Wow, I guess Mr. Hogan is right. Calling for back-up to deal with one guy with a knife is not the best strategy. Im convinced. But, oh wait, in my article I was referring to shootings and terrorist attacks when I said Public Safety would have to call for back-up, not random, conveniently-placed muggings.

In addition, your concluding paragraph is so mind-numbingly sardonic that I barely understood your point. I pose this question, if you were able to take the danger of crossing the street away without any harm to yourself, would you? We cannot solve all safety problems with guns, but why not try to stop some of them? That is the opportunity we have here, and it is ridiculous to argue against it.

Mr. Hogan actually missed my point entirely, but lets see if I can clear things up. Ill try to type very slowly. The purpose of my street-crossing analogy was not to say that I love danger. The point is that there is no real danger involved in crossing the street, even though theres always that slim possibility that I could be run down in traffic.
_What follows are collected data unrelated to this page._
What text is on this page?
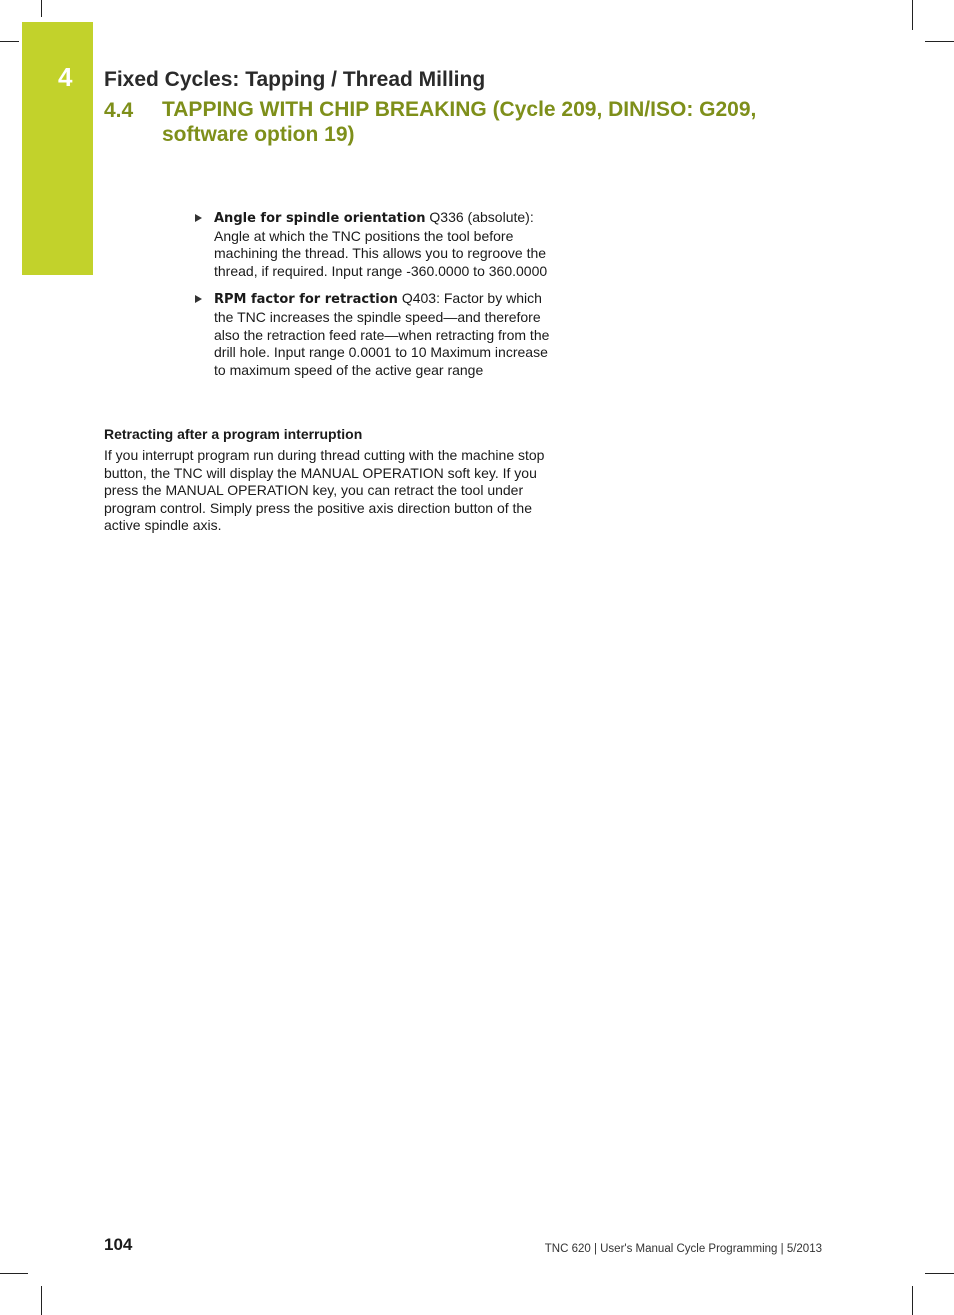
4 Fixed Cycles: Tapping / Thread Milling
4.4 TAPPING WITH CHIP BREAKING (Cycle 209, DIN/ISO: G209, software option 19)
Angle for spindle orientation Q336 (absolute): Angle at which the TNC positions the tool before machining the thread. This allows you to regroove the thread, if required. Input range -360.0000 to 360.0000
RPM factor for retraction Q403: Factor by which the TNC increases the spindle speed—and therefore also the retraction feed rate—when retracting from the drill hole. Input range 0.0001 to 10 Maximum increase to maximum speed of the active gear range
Retracting after a program interruption
If you interrupt program run during thread cutting with the machine stop button, the TNC will display the MANUAL OPERATION soft key. If you press the MANUAL OPERATION key, you can retract the tool under program control. Simply press the positive axis direction button of the active spindle axis.
104	TNC 620 | User's Manual Cycle Programming | 5/2013
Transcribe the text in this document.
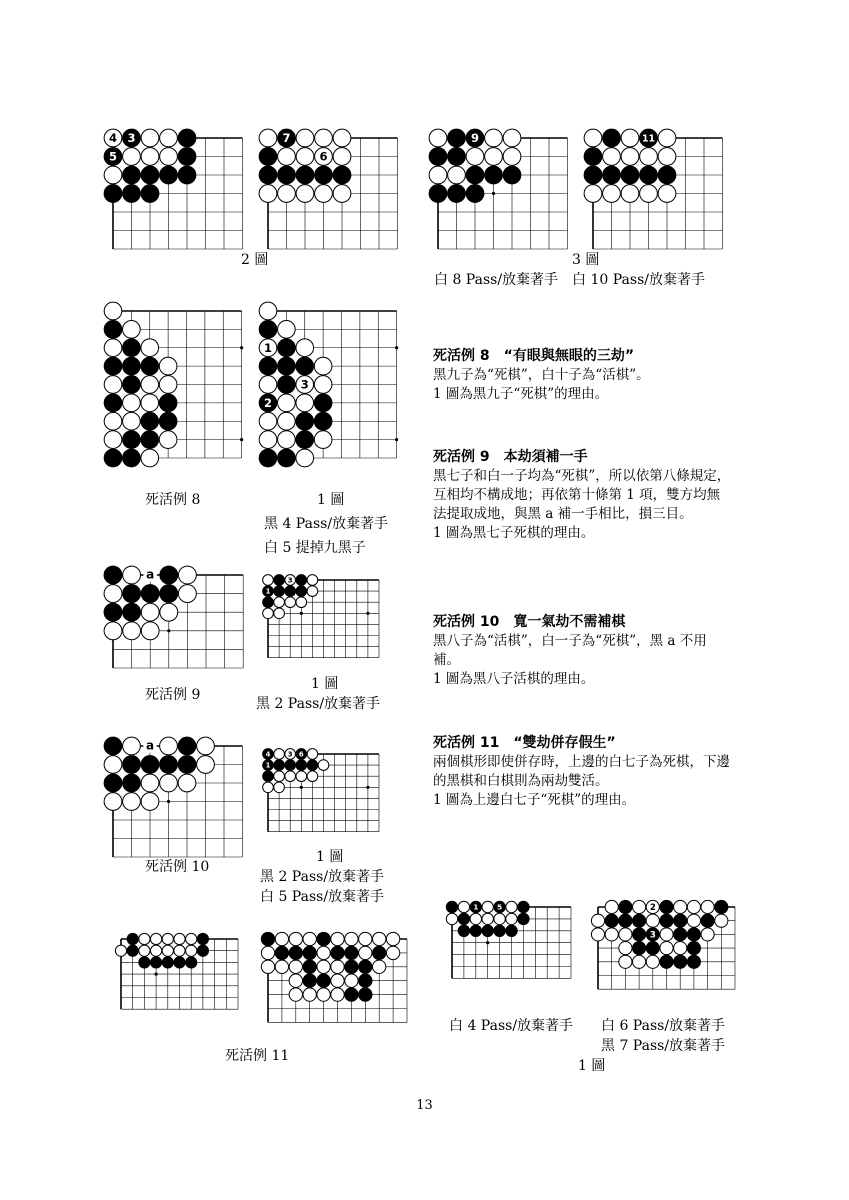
4 3
5
7
6
9	11
1
3
2
a	3
1
a
4	3 6
1
1	5	2
3
2 圖	3 圖
白 8 Pass/放棄著手　白 10 Pass/放棄著手
死活例 8	1 圖
黑 4 Pass/放棄著手
白 5 提掉九黑子
死活例 9
1 圖
黑 2 Pass/放棄著手
死活例 10
1 圖
黑 2 Pass/放棄著手
白 5 Pass/放棄著手
死活例 11
白 4 Pass/放棄著手 白 6 Pass/放棄著手
黑 7 Pass/放棄著手
1 圖
死活例 8　“有眼與無眼的三劫”
黑九子為“死棋”，白十子為“活棋”。
1 圖為黑九子“死棋”的理由。
死活例 9　本劫須補一手
黑七子和白一子均為“死棋”，所以依第八條規定，互相均不構成地；再依第十條第 1 項，雙方均無法提取成地，與黑 a 補一手相比，損三目。
1 圖為黑七子死棋的理由。
死活例 10　寬一氣劫不需補棋
黑八子為“活棋”，白一子為“死棋”，黑 a 不用補。
1 圖為黑八子活棋的理由。
死活例 11　“雙劫併存假生”
兩個棋形即使併存時，上邊的白七子為死棋，下邊的黑棋和白棋則為兩劫雙活。
1 圖為上邊白七子“死棋”的理由。
13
I guess we could build bridges over every street to make sure nothing happens, but that would be a waste of time and money. I know this was confusing last time, so Ill break it down. The street = everyday life. Building the bridge = arming Public Safety. The bridge might make us slightly safer, but its a gross overreaction to a virtually non-existent danger.

The point of my response was that it doesnt make sense for us to live in fear, especially when there is no credible threat to our lives. Keep in mind, the article I originally responded to said we were at risk of being attacked by terrorists. Even Mr. Hogan (who admitted that this is a safe campus) must agree that worrying about terrorist attacks at Brandeis is irrational. Im all in favor of avoiding danger, but I have yet to see convincing evidence that arming Public Safety makes us any safer. Well, except of course from conveniently-place muggings.